La nuit tombée des fenêtres se sont allumées donnant à partager l’intimité de ceux qui derrière leurs voilages se croient protégés. Des silhouettes glissent d’une pièce à l’autre, laissant deviner leurs activités floutées, la pluie dégouline sur les vitres filtrant ces confidences d’ombres et de lumières. Ainsi derrière chaque carreau se dessinent des vies étrangères qui me deviendront vite familières. Car chaque soir les mêmes croisées révèlent ces mêmes silhouettes dans un décor de théâtre, immuable, où s’égrènent en silence des dialogues de sourds.

En Novembre, l’obscurité se répand comme l’eau inonde, presque sans prévenir.
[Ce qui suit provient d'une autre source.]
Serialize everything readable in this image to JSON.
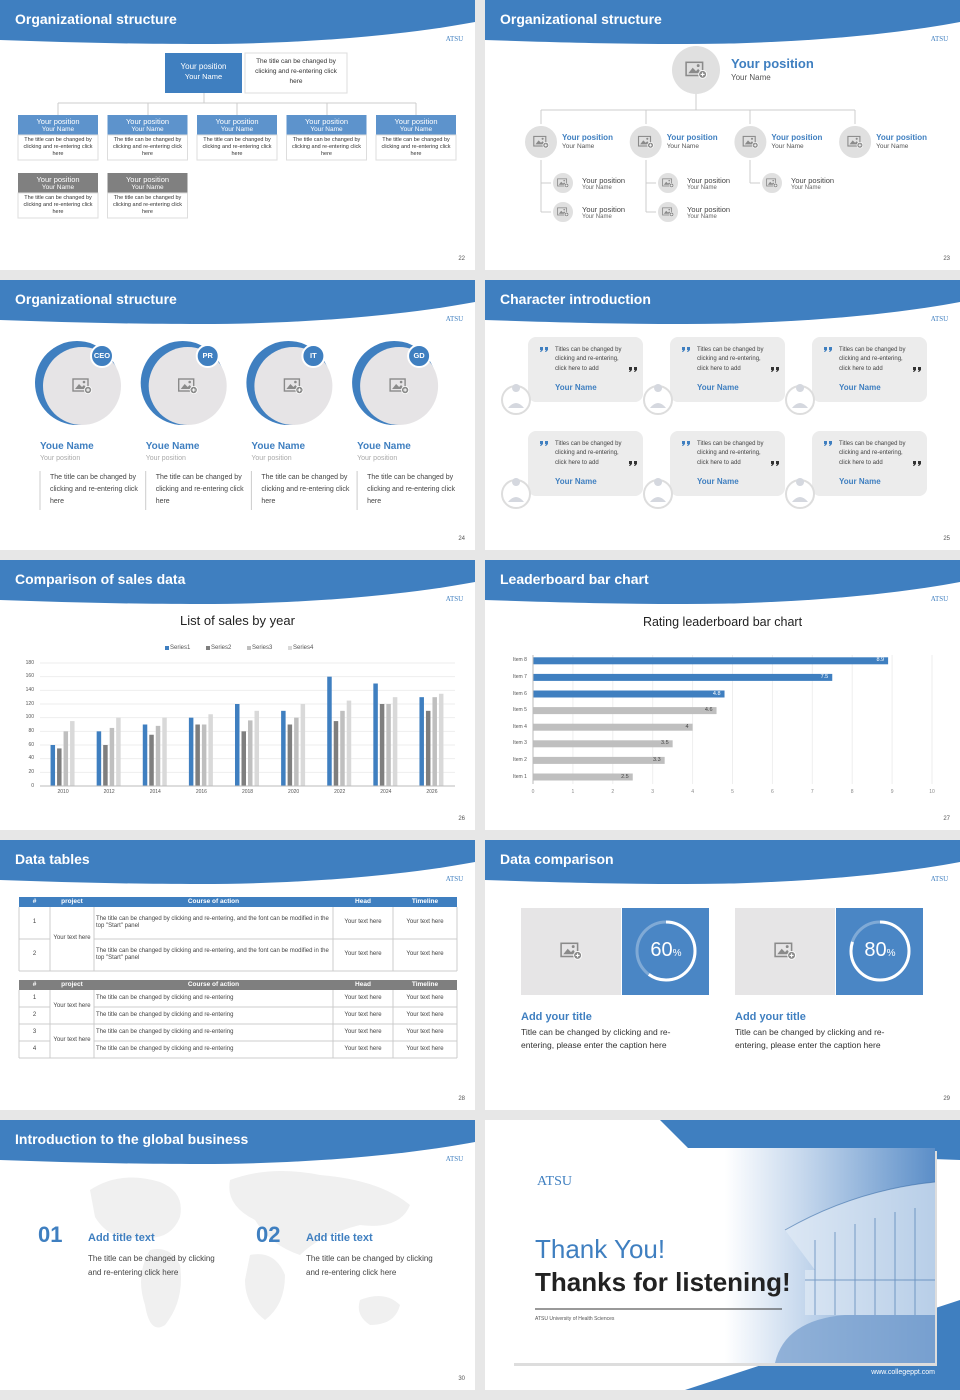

Des lampadaires falots tentent à grand-peine de parer à la noirceur des lieux, sur les trottoirs luisants se reflètent des halos dorés, une feuille cuivrée s’est posée à la surface d’une flaque d’eau lovée dans un écrin de bitume, une goutte échappée d’un chéneau y plonge parfois en y laissant l’écho de sa chute y dessiner des ronds.

Les chats rasent les murs, les gens se hâtent sous leur parapluie, le canal cavale impérieux sous mes fenêtres, l’onde cascade en franges blanches, les flots se bousculent pressés d’atteindre je ne sais quelle écluse qui peut-être les ralentiront à moins qu’en s’ouvrant elles ne les abandonnent à leur frénésie.

La nuit masque les laideurs citadines. Les réverbères soulignent sobrement les contours des maisons et des jardins, ainsi les disparités se font plus discrètes sous la lune. Bientôt descendront des volets quand d’autres seront tirés dans un claquement de bois et de ferraille, les fenêtres éteintes laisseront enfin Morphée s’éprendre de Nyx ou de Séléné.